Traduction de l'allemand de Christophe David

"Ne pas manquer un seul jour de sauter sur la moindre occasion d’ouvrir les yeux à nos voisins et de leur faire saisir qu’en soutenant les mouvements politiques qui interviennent en faveur de la production de moyens d’anéantissement ou simplement de la puissance atomique multilatérale, ils augmentent le danger et se rendent eux-mêmes dès à présent coupables, puisque le soutien à ces groupes est déjà une « collaboration » aux engins d’anéantissement."

"Nous ne sommes plus des « agents » mais seulement des collaborateurs.

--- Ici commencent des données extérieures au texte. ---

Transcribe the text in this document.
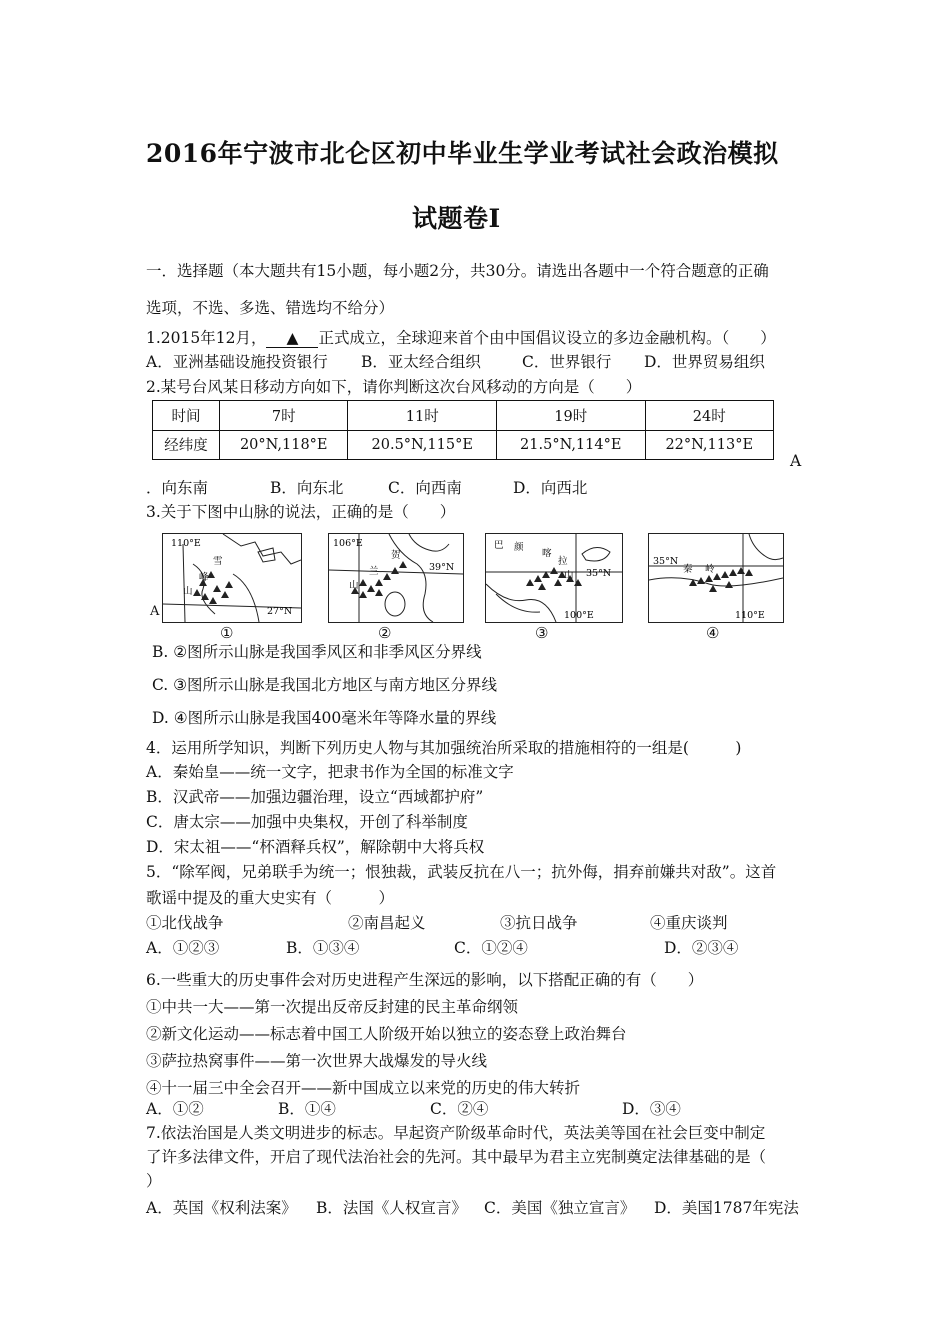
2016年宁波市北仑区初中毕业生学业考试社会政治模拟
试题卷Ⅰ
一．选择题（本大题共有15小题，每小题2分，共30分。请选出各题中一个符合题意的正确
选项，不选、多选、错选均不给分）
1.2015年12月， ▲ 正式成立，全球迎来首个由中国倡议设立的多边金融机构。（　　）
A．亚洲基础设施投资银行 B．亚太经合组织	C．世界银行 D．世界贸易组织
2.某号台风某日移动方向如下，请你判断这次台风移动的方向是（　　）
时间	7时	11时	19时	24时
经纬度	20°N,118°E	20.5°N,115°E	21.5°N,114°E	22°N,113°E
A
．向东南	B．向东北	C．向西南	D．向西北
3.关于下图中山脉的说法，正确的是（　　）
110°E
雪
峰
山
27°N
①
106°E
贺
兰
山
39°N
②
巴 颜
喀
拉
山 35°N
100°E
③
35°N
秦 岭
110°E
④
A
B. ②图所示山脉是我国季风区和非季风区分界线
C. ③图所示山脉是我国北方地区与南方地区分界线
D. ④图所示山脉是我国400毫米年等降水量的界线
4．运用所学知识，判断下列历史人物与其加强统治所采取的措施相符的一组是(　　　)
A．秦始皇——统一文字，把隶书作为全国的标准文字
B．汉武帝——加强边疆治理，设立“西域都护府”
C．唐太宗——加强中央集权，开创了科举制度
D．宋太祖——“杯酒释兵权”，解除朝中大将兵权
5．“除军阀，兄弟联手为统一；恨独裁，武装反抗在八一；抗外侮，捐弃前嫌共对敌”。这首
歌谣中提及的重大史实有（　　　）
①北伐战争	②南昌起义	③抗日战争	④重庆谈判
A．①②③	B．①③④	C．①②④	D．②③④
6.一些重大的历史事件会对历史进程产生深远的影响，以下搭配正确的有（　　）
①中共一大——第一次提出反帝反封建的民主革命纲领
②新文化运动——标志着中国工人阶级开始以独立的姿态登上政治舞台
③萨拉热窝事件——第一次世界大战爆发的导火线
④十一届三中全会召开——新中国成立以来党的历史的伟大转折
A．①②	B．①④	C．②④	D．③④
7.依法治国是人类文明进步的标志。早起资产阶级革命时代，英法美等国在社会巨变中制定
了许多法律文件，开启了现代法治社会的先河。其中最早为君主立宪制奠定法律基础的是（
）
A．英国《权利法案》 B．法国《人权宣言》 C．美国《独立宣言》 D．美国1787年宪法
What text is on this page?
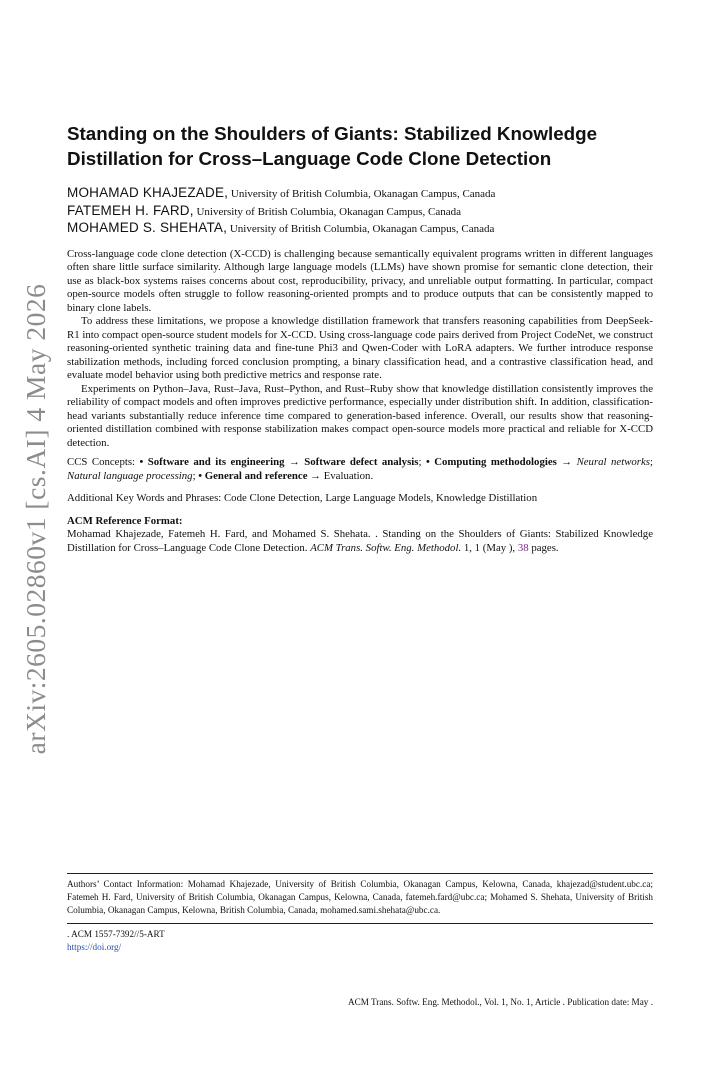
arXiv:2605.02860v1 [cs.AI] 4 May 2026
Standing on the Shoulders of Giants: Stabilized Knowledge
Distillation for Cross–Language Code Clone Detection
MOHAMAD KHAJEZADE, University of British Columbia, Okanagan Campus, Canada
FATEMEH H. FARD, University of British Columbia, Okanagan Campus, Canada
MOHAMED S. SHEHATA, University of British Columbia, Okanagan Campus, Canada

Cross-language code clone detection (X-CCD) is challenging because semantically equivalent programs written in different languages often share little surface similarity. Although large language models (LLMs) have shown promise for semantic clone detection, their use as black-box systems raises concerns about cost, reproducibility, privacy, and unreliable output formatting. In particular, compact open-source models often struggle to follow reasoning-oriented prompts and to produce outputs that can be consistently mapped to binary clone labels.

To address these limitations, we propose a knowledge distillation framework that transfers reasoning capabilities from DeepSeek-R1 into compact open-source student models for X-CCD. Using cross-language code pairs derived from Project CodeNet, we construct reasoning-oriented synthetic training data and fine-tune Phi3 and Qwen-Coder with LoRA adapters. We further introduce response stabilization methods, including forced conclusion prompting, a binary classification head, and a contrastive classification head, and evaluate model behavior using both predictive metrics and response rate.

Experiments on Python–Java, Rust–Java, Rust–Python, and Rust–Ruby show that knowledge distillation consistently improves the reliability of compact models and often improves predictive performance, especially under distribution shift. In addition, classification-head variants substantially reduce inference time compared to generation-based inference. Overall, our results show that reasoning-oriented distillation combined with response stabilization makes compact open-source models more practical and reliable for X-CCD detection.

CCS Concepts: • Software and its engineering → Software defect analysis; • Computing methodologies → Neural networks; Natural language processing; • General and reference → Evaluation.
Additional Key Words and Phrases: Code Clone Detection, Large Language Models, Knowledge Distillation
ACM Reference Format:
Mohamad Khajezade, Fatemeh H. Fard, and Mohamed S. Shehata. . Standing on the Shoulders of Giants: Stabilized Knowledge Distillation for Cross–Language Code Clone Detection. ACM Trans. Softw. Eng. Methodol. 1, 1 (May ), 38 pages.
Authors’ Contact Information: Mohamad Khajezade, University of British Columbia, Okanagan Campus, Kelowna, Canada, khajezad@student.ubc.ca; Fatemeh H. Fard, University of British Columbia, Okanagan Campus, Kelowna, Canada, fatemeh.fard@ubc.ca; Mohamed S. Shehata, University of British Columbia, Okanagan Campus, Kelowna, British Columbia, Canada, mohamed.sami.shehata@ubc.ca.
. ACM 1557-7392//5-ART
https://doi.org/
ACM Trans. Softw. Eng. Methodol., Vol. 1, No. 1, Article . Publication date: May .
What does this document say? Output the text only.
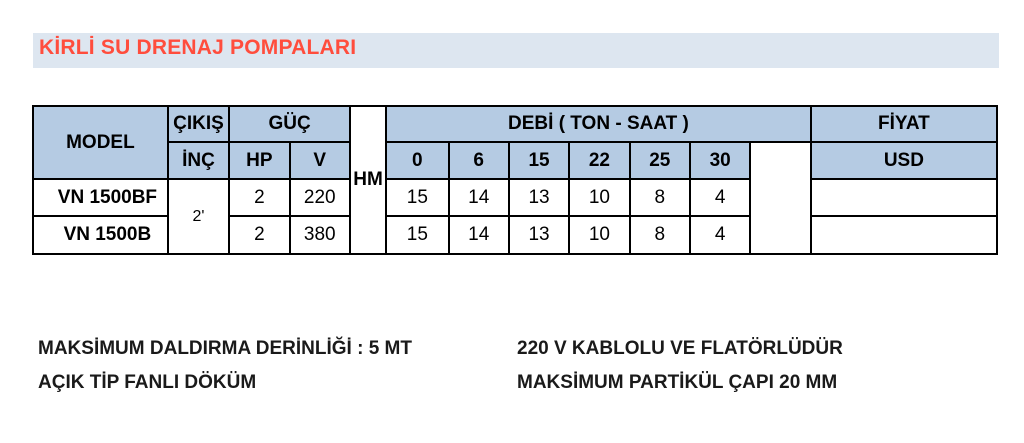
KİRLİ SU DRENAJ POMPALARI
MODEL	ÇIKIŞ	GÜÇ		HM	DEBİ ( TON - SAAT )							FİYAT
	İNÇ	HP	V		0	6	15	22	25	30		USD
VN 1500BF	2'	2	220		15	14	13	10	8	4		
VN 1500B		2	380		15	14	13	10	8	4		
MAKSİMUM DALDIRMA DERİNLİĞİ : 5 MT
AÇIK TİP FANLI DÖKÜM
220 V KABLOLU VE FLATÖRLÜDÜR
MAKSİMUM PARTİKÜL ÇAPI 20 MM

La finalité de notre activité a été démantelée : c'est pourquoi nous vivons sans avenir, sans comprendre que l'avenir disparaît, et donc « aveugles à l'apocalypse ».
Tout le monde sait que notre façon d'agir et donc de travailler a aujourd'hui fondamentalement changé. À l'exception de quelques survivances dépourvues de signification, le travail est devenu une « collaboration » organisée et imposée par l'entreprise. J'insiste bien sur le fait que cette contrainte est imposée par « l'entreprise », car si le travail solitaire n'a certes jamais constitué l'essentiel du travail humain, ce dont il s'agit désormais n'est justement plus de travailler avec les autres, mais d'être au service de l'entreprise (à laquelle celui qui travaille doit allégeance alors qu'il ne peut même pas, lui, se la représenter dans sa totalité), entreprise dont les autres employés ne sont eux-mêmes que des rouages."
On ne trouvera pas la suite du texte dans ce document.